The document typically sets out:
- the questions the tribunal is asked to decide;
- the applicable law (often Article 38 of the ICJ Statute, equity, or specified treaties);
- the composition of the tribunal or chamber;
- procedural rules, language, seat, and timetable;
- arrangements for costs and for compliance with the award or judgment.
Before the International Court of Justice, a compromis is one of the three principal bases of jurisdiction recognised under Article 36 of the ICJ Statute, alongside compromissory clauses and declarations under the optional clause. Cases brought by special agreement are notified jointly to the Court rather than by unilateral application, which usually signals that both parties accept jurisdiction and intend to comply with the outcome.
In Model UN and academic simulations of the ICJ, the term has a narrower, pedagogical meaning: the compromis is the case packet drafted by the conference secretariat, containing the agreed statement of facts, the legal questions submitted, and the documentary annexes that delegates representing the parties and judges must work from. Delegates are generally not permitted to introduce facts outside the compromis.

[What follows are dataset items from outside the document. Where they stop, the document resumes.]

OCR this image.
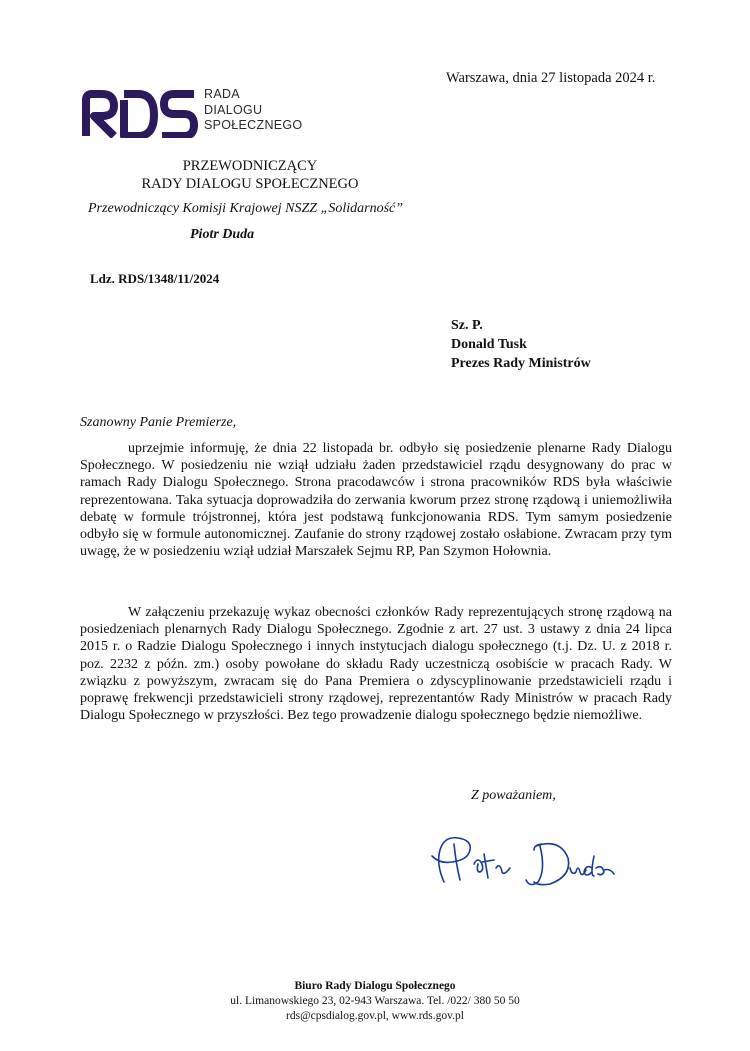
Warszawa, dnia 27 listopada 2024 r.
RADA
DIALOGU
SPOŁECZNEGO
PRZEWODNICZĄCY
RADY DIALOGU SPOŁECZNEGO
Przewodniczący Komisji Krajowej NSZZ „Solidarność”
Piotr Duda
Ldz. RDS/1348/11/2024
Sz. P.
Donald Tusk
Prezes Rady Ministrów
Szanowny Panie Premierze,
uprzejmie informuję, że dnia 22 listopada br. odbyło się posiedzenie plenarne Rady Dialogu Społecznego. W posiedzeniu nie wziął udziału żaden przedstawiciel rządu desygnowany do prac w ramach Rady Dialogu Społecznego. Strona pracodawców i strona pracowników RDS była właściwie reprezentowana. Taka sytuacja doprowadziła do zerwania kworum przez stronę rządową i uniemożliwiła debatę w formule trójstronnej, która jest podstawą funkcjonowania RDS. Tym samym posiedzenie odbyło się w formule autonomicznej. Zaufanie do strony rządowej zostało osłabione. Zwracam przy tym uwagę, że w posiedzeniu wziął udział Marszałek Sejmu RP, Pan Szymon Hołownia.
W załączeniu przekazuję wykaz obecności członków Rady reprezentujących stronę rządową na posiedzeniach plenarnych Rady Dialogu Społecznego. Zgodnie z art. 27 ust. 3 ustawy z dnia 24 lipca 2015 r. o Radzie Dialogu Społecznego i innych instytucjach dialogu społecznego (t.j. Dz. U. z 2018 r. poz. 2232 z późn. zm.) osoby powołane do składu Rady uczestniczą osobiście w pracach Rady. W związku z powyższym, zwracam się do Pana Premiera o zdyscyplinowanie przedstawicieli rządu i poprawę frekwencji przedstawicieli strony rządowej, reprezentantów Rady Ministrów w pracach Rady Dialogu Społecznego w przyszłości. Bez tego prowadzenie dialogu społecznego będzie niemożliwe.
Z poważaniem,
Biuro Rady Dialogu Społecznego
ul. Limanowskiego 23, 02-943 Warszawa. Tel. /022/ 380 50 50
rds@cpsdialog.gov.pl, www.rds.gov.pl
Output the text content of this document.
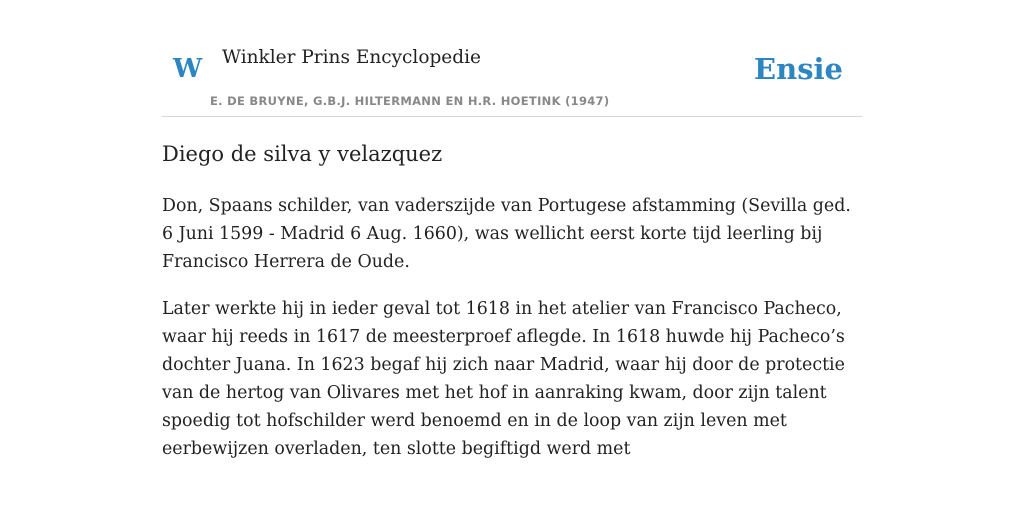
W Winkler Prins Encyclopedie
E. DE BRUYNE, G.B.J. HILTERMANN EN H.R. HOETINK (1947)
Ensie
Diego de silva y velazquez

Don, Spaans schilder, van vaderszijde van Portugese afstamming (Sevilla ged. 6 Juni 1599 - Madrid 6 Aug. 1660), was wellicht eerst korte tijd leerling bij Francisco Herrera de Oude.

Later werkte hij in ieder geval tot 1618 in het atelier van Francisco Pacheco, waar hij reeds in 1617 de meesterproef aflegde. In 1618 huwde hij Pacheco’s dochter Juana. In 1623 begaf hij zich naar Madrid, waar hij door de protectie van de hertog van Olivares met het hof in aanraking kwam, door zijn talent spoedig tot hofschilder werd benoemd en in de loop van zijn leven met eerbewijzen overladen, ten slotte begiftigd werd met
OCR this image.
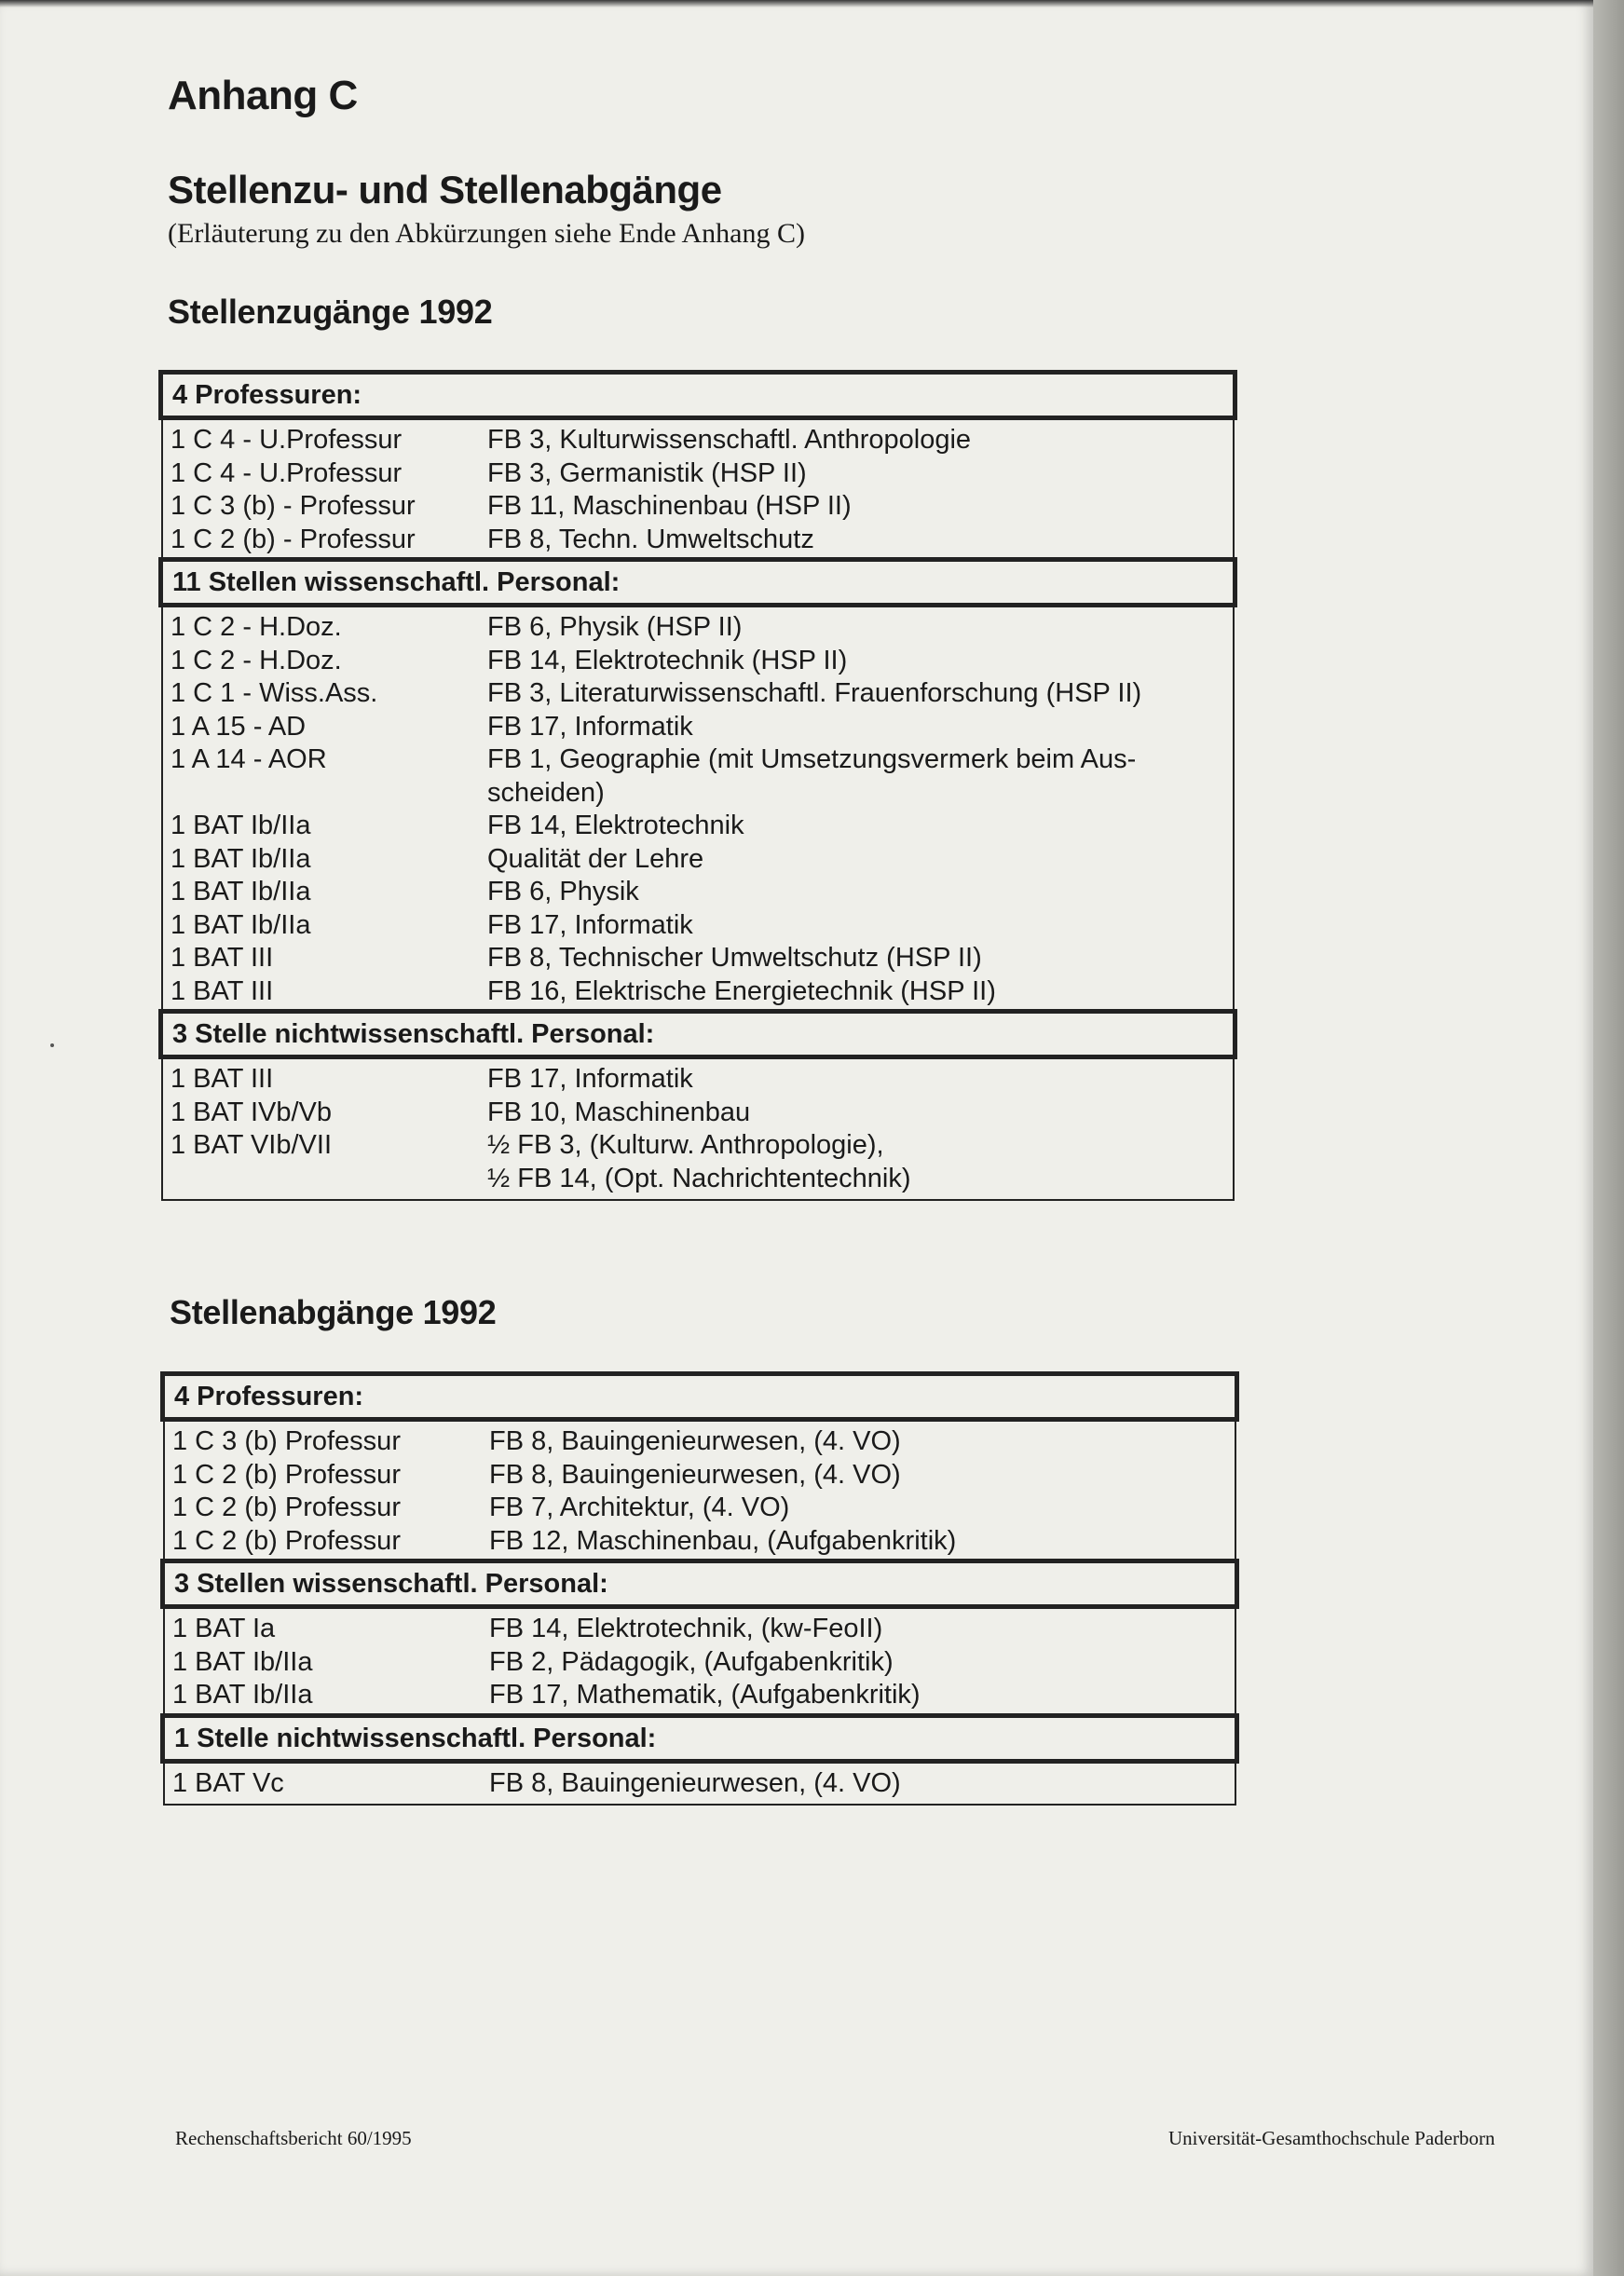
Anhang C
Stellenzu- und Stellenabgänge
(Erläuterung zu den Abkürzungen siehe Ende Anhang C)
Stellenzugänge 1992
4 Professuren:
1 C 4 - U.Professur	FB 3, Kulturwissenschaftl. Anthropologie
1 C 4 - U.Professur	FB 3, Germanistik (HSP II)
1 C 3 (b) - Professur	FB 11, Maschinenbau (HSP II)
1 C 2 (b) - Professur	FB 8, Techn. Umweltschutz
11 Stellen wissenschaftl. Personal:
1 C 2 - H.Doz.	FB 6, Physik (HSP II)
1 C 2 - H.Doz.	FB 14, Elektrotechnik (HSP II)
1 C 1 - Wiss.Ass.	FB 3, Literaturwissenschaftl. Frauenforschung (HSP II)
1 A 15 - AD	FB 17, Informatik
1 A 14 - AOR	FB 1, Geographie (mit Umsetzungsvermerk beim Aus-
scheiden)
1 BAT Ib/IIa	FB 14, Elektrotechnik
1 BAT Ib/IIa	Qualität der Lehre
1 BAT Ib/IIa	FB 6, Physik
1 BAT Ib/IIa	FB 17, Informatik
1 BAT III	FB 8, Technischer Umweltschutz (HSP II)
1 BAT III	FB 16, Elektrische Energietechnik (HSP II)
3 Stelle nichtwissenschaftl. Personal:
1 BAT III	FB 17, Informatik
1 BAT IVb/Vb	FB 10, Maschinenbau
1 BAT VIb/VII	½ FB 3, (Kulturw. Anthropologie),
½ FB 14, (Opt. Nachrichtentechnik)
Stellenabgänge 1992
4 Professuren:
1 C 3 (b) Professur	FB 8, Bauingenieurwesen, (4. VO)
1 C 2 (b) Professur	FB 8, Bauingenieurwesen, (4. VO)
1 C 2 (b) Professur	FB 7, Architektur, (4. VO)
1 C 2 (b) Professur	FB 12, Maschinenbau, (Aufgabenkritik)
3 Stellen wissenschaftl. Personal:
1 BAT Ia	FB 14, Elektrotechnik, (kw-FeoII)
1 BAT Ib/IIa	FB 2, Pädagogik, (Aufgabenkritik)
1 BAT Ib/IIa	FB 17, Mathematik, (Aufgabenkritik)
1 Stelle nichtwissenschaftl. Personal:
1 BAT Vc	FB 8, Bauingenieurwesen, (4. VO)
Rechenschaftsbericht 60/1995	Universität-Gesamthochschule Paderborn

Historically, compromis have been used for both inter-state arbitration (e.g., under the 1899 and 1907 Hague Conventions for the Pacific Settlement of International Disputes, which institutionalised the Permanent Court of Arbitration) and for chamber proceedings at the ICJ. They remain a flexible tool because the parties retain substantial control over the framing of the dispute and the procedure.
Example
In 1986 Burkina Faso and Mali concluded a compromis submitting their Frontier Dispute to a Chamber of the International Court of Justice, which issued its judgment that year.
Frequently asked questions
A compromis is concluded after a dispute arises and concerns that specific case; a compromissory clause is a provision in a broader treaty consenting in advance to adjudication of future disputes of a defined category.